Still Sitting in the Marketplace
The subtle way we avoid what might actually change us
This is a reflection for paid subscribers of Sacred & Secular.
Each day, I write reflections like this, not just to explore ideas, but to notice the places where grace quietly meets our lives.
Thank you for being here.
A couple of years ago, when I first started writing seriously, I realised something uncomfortable about myself.
I was busy reading, thinking and reflecting on things that felt important, but very little was actually changing.
I could engage with an idea, even agree with it, and still carry on exactly as I had before. It felt like growth. It even looked like attentiveness. But if I was honest, it cost me nothing.
And that is a very easy place to be.
There is a short parable Jesus tells that I have not been able to shake since I first noticed it properly. It is so brief that it can slip past unnoticed. He describes people as children sitting in the marketplace, calling out:
“We played the pipe for you, and you did not dance; we sang a dirge, and you did not mourn.”
At first, it sounds like a comment about people being hard to please. But the longer you think about it, the more it becomes clear that something else is going on.
This is not about misunderstanding.
It is about refusal.
Jesus goes on to explain what he means. John the Baptist lived a stripped-back, austere life. He fasted, withdrew, and spoke relentlessly about repentance. People dismissed him as extreme.

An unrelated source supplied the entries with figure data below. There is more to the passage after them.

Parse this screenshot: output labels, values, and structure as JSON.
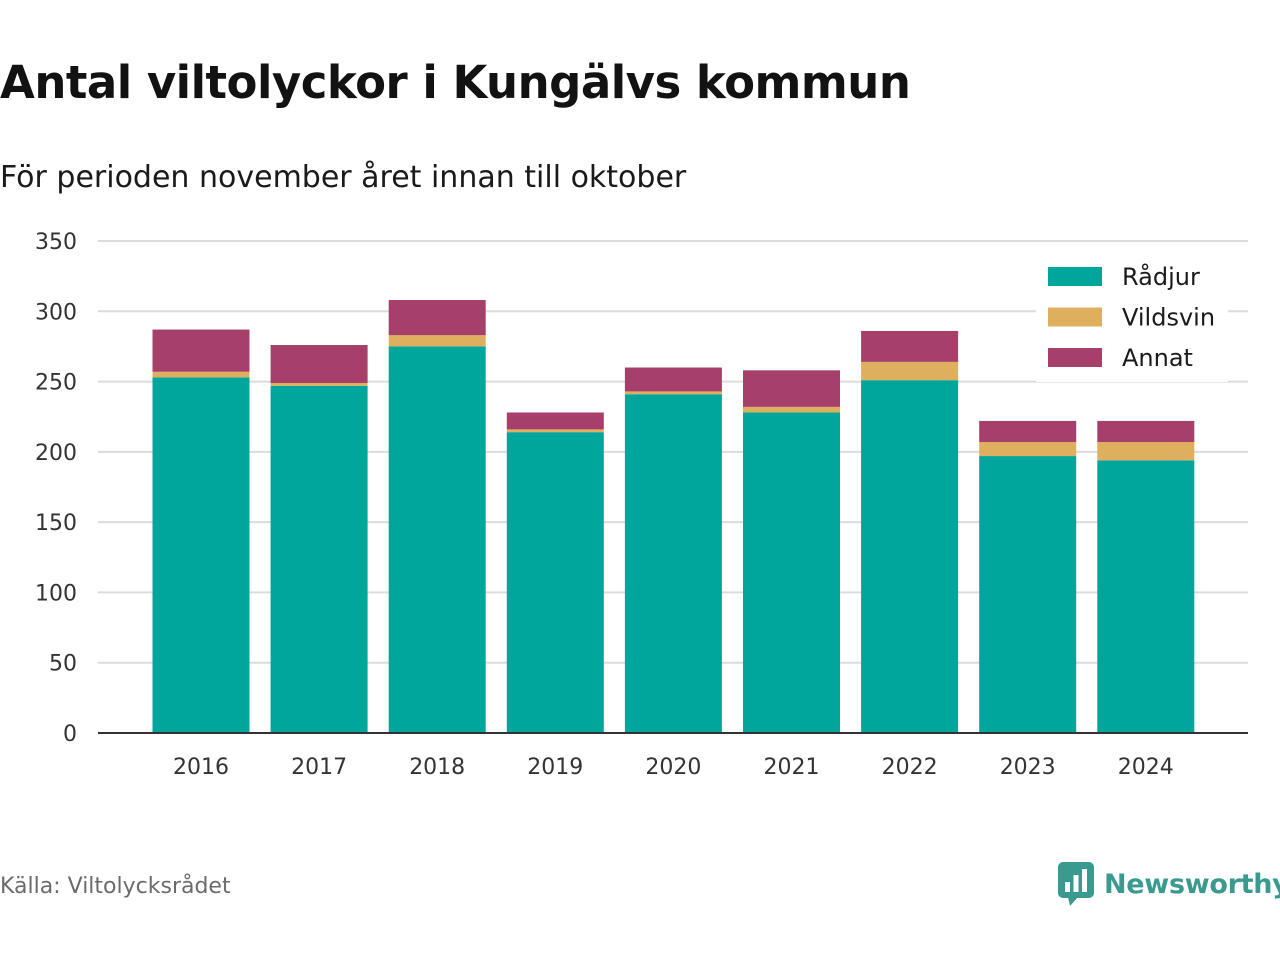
{
  "title": "Antal viltolyckor i Kungälvs kommun",
  "subtitle": "För perioden november året innan till oktober",
  "source": "Källa: Viltolycksrådet",
  "brand": {
    "name": "Newsworthy",
    "icon": "newsworthy-logo-icon"
  },
  "colors": {
    "Rådjur": "#00a59b",
    "Vildsvin": "#deaf5e",
    "Annat": "#a63f6a",
    "grid": "#dcdcdc",
    "axis": "#333333"
  },
  "chart_data": {
    "type": "bar",
    "stacked": true,
    "categories": [
      "2016",
      "2017",
      "2018",
      "2019",
      "2020",
      "2021",
      "2022",
      "2023",
      "2024"
    ],
    "series": [
      {
        "name": "Rådjur",
        "values": [
          253,
          247,
          275,
          214,
          241,
          228,
          251,
          197,
          194
        ]
      },
      {
        "name": "Vildsvin",
        "values": [
          4,
          2,
          8,
          2,
          2,
          4,
          13,
          10,
          13
        ]
      },
      {
        "name": "Annat",
        "values": [
          30,
          27,
          25,
          12,
          17,
          26,
          22,
          15,
          15
        ]
      }
    ],
    "yticks": [
      0,
      50,
      100,
      150,
      200,
      250,
      300,
      350
    ],
    "ylim": [
      0,
      350
    ],
    "grid": true,
    "legend": "top-right"
  }
}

Then Jesus came and did almost the opposite. He ate and drank. He spent time at tables and celebrations. He kept company with people others avoided, and he was dismissed as indulgent.
Different approaches. Same outcome. Rejection, dressed up as critique.
The problem was not the message. It was the listener’s posture. They had already decided not to be moved.
— • —
The safety of staying untouched
This is where the parable can begin to feel uncomfortably familiar.
We live in a culture that is very good at engagement without involvement. We listen, analyse, comment, and critique, often with real insight, but from a distance that protects us from being changed.
I recognise that instinct in myself more than I would like to admit.
Scrolling past something that should probably slow me down. Agreeing with a difficult truth without letting it alter anything. Sharing something meaningful, while quietly keeping it at arm’s length.
It is possible to care deeply in a way that never quite reaches our lives.
Everything is observed. Very little is inhabited.